Living with hyper-vigilance, flashbacks, and nightmares has become the New Normal. Events that result in PTSD change one. They give memories that can’t be erased, and often demand responses that become part of one’s muscle memory.
You can’t go back to life as it was before. You can go through therapy to understand the how and why, and go through prayer to obtain absolution, but you can’t turn back the clock.
And many with PTSD, especially combat trauma, would not want to.
Combat is the catalyst for this conditioned process that forges a warrior from a civilian. It creates a new self-image and psyche whose fulfillment is found in standing ready to defend one’s country and people.
Combat is the warrior’s purpose. Not “peacekeeping”, not learning a useful civilian trade. The focus is the firefight.
The famous “Band of Brothers” speech from Shakespeare’s “Henry V” defines it well:
“Gentlemen in England now abed shall hold their manhoods cheap while any speaks, that fought with us upon this day.”
What would I be without my PTSD? What would define me? What would set me apart, in my heart? If I lose the meaning and immediacy of the firefight, do I surrender my soul?

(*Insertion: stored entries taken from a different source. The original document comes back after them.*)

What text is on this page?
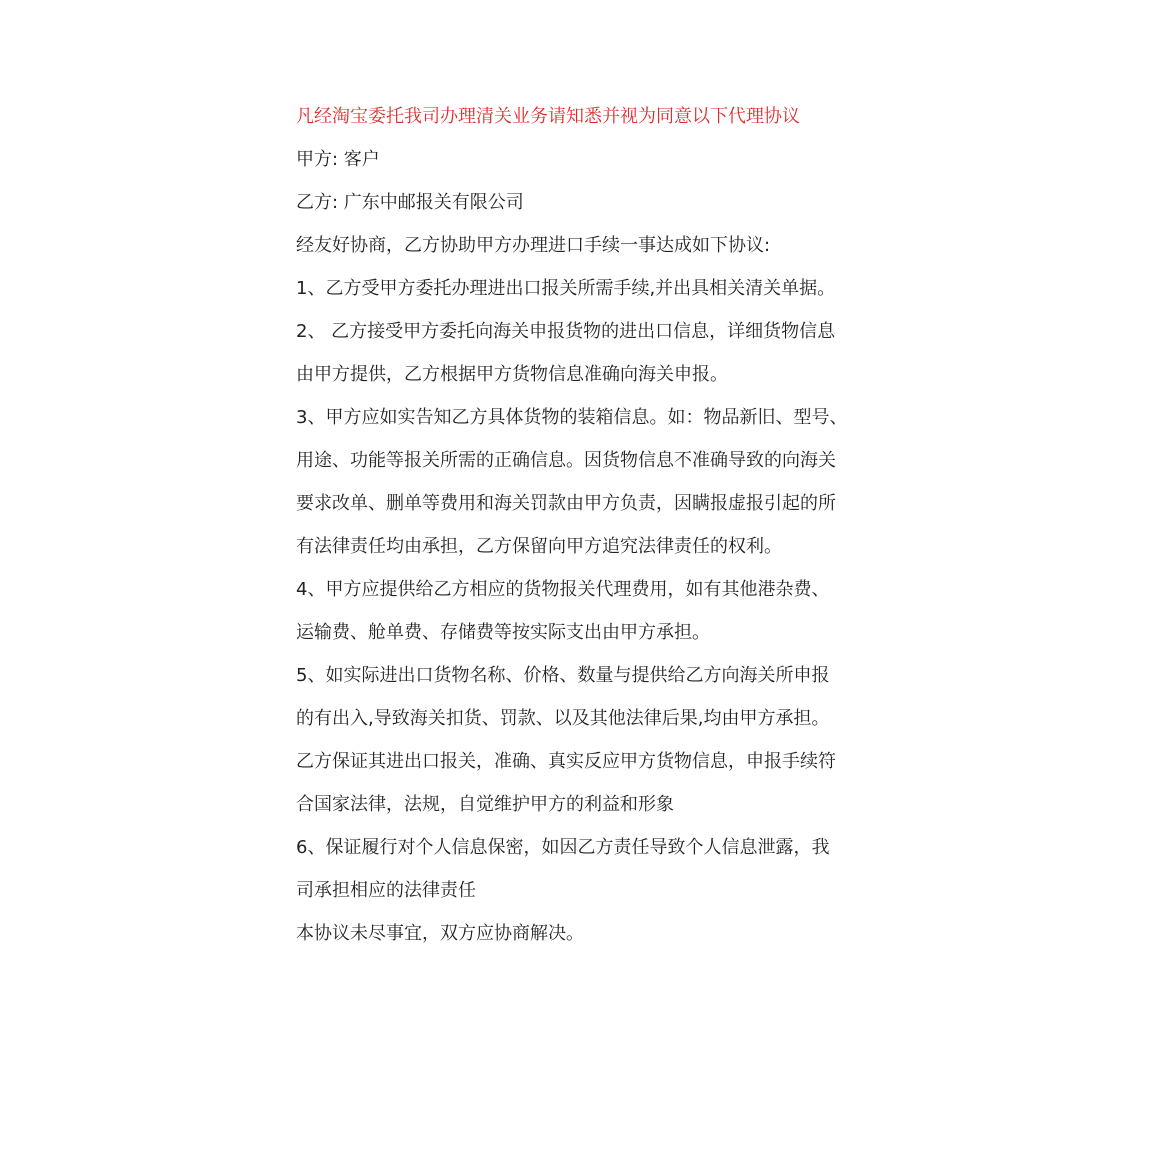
凡经淘宝委托我司办理清关业务请知悉并视为同意以下代理协议

甲方: 客户

乙方: 广东中邮报关有限公司

经友好协商，乙方协助甲方办理进口手续一事达成如下协议:

1、乙方受甲方委托办理进出口报关所需手续,并出具相关清关单据。

2、 乙方接受甲方委托向海关申报货物的进出口信息，详细货物信息

由甲方提供，乙方根据甲方货物信息准确向海关申报。

3、甲方应如实告知乙方具体货物的装箱信息。如：物品新旧、型号、

用途、功能等报关所需的正确信息。因货物信息不准确导致的向海关

要求改单、删单等费用和海关罚款由甲方负责，因瞒报虚报引起的所

有法律责任均由承担，乙方保留向甲方追究法律责任的权利。

4、甲方应提供给乙方相应的货物报关代理费用，如有其他港杂费、

运输费、舱单费、存储费等按实际支出由甲方承担。

5、如实际进出口货物名称、价格、数量与提供给乙方向海关所申报

的有出入,导致海关扣货、罚款、以及其他法律后果,均由甲方承担。

乙方保证其进出口报关，准确、真实反应甲方货物信息，申报手续符

合国家法律，法规，自觉维护甲方的利益和形象

6、保证履行对个人信息保密，如因乙方责任导致个人信息泄露，我

司承担相应的法律责任

本协议未尽事宜，双方应协商解决。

So, the problem … the scars are an honor, but their effect on a marriage can be disastrous.
It’s been a hard road for my wife. She’s had to learn to look at life through a gunsight, as it were, and it’s made her a different person.
She didn’t ask for it; but I’ll let her have the last word: “It’s what comes with the territory of choosing to love.”
How has PTSD impacted your life and marriage?
What other words of advice would you offer to spouses married to a PTSD victim?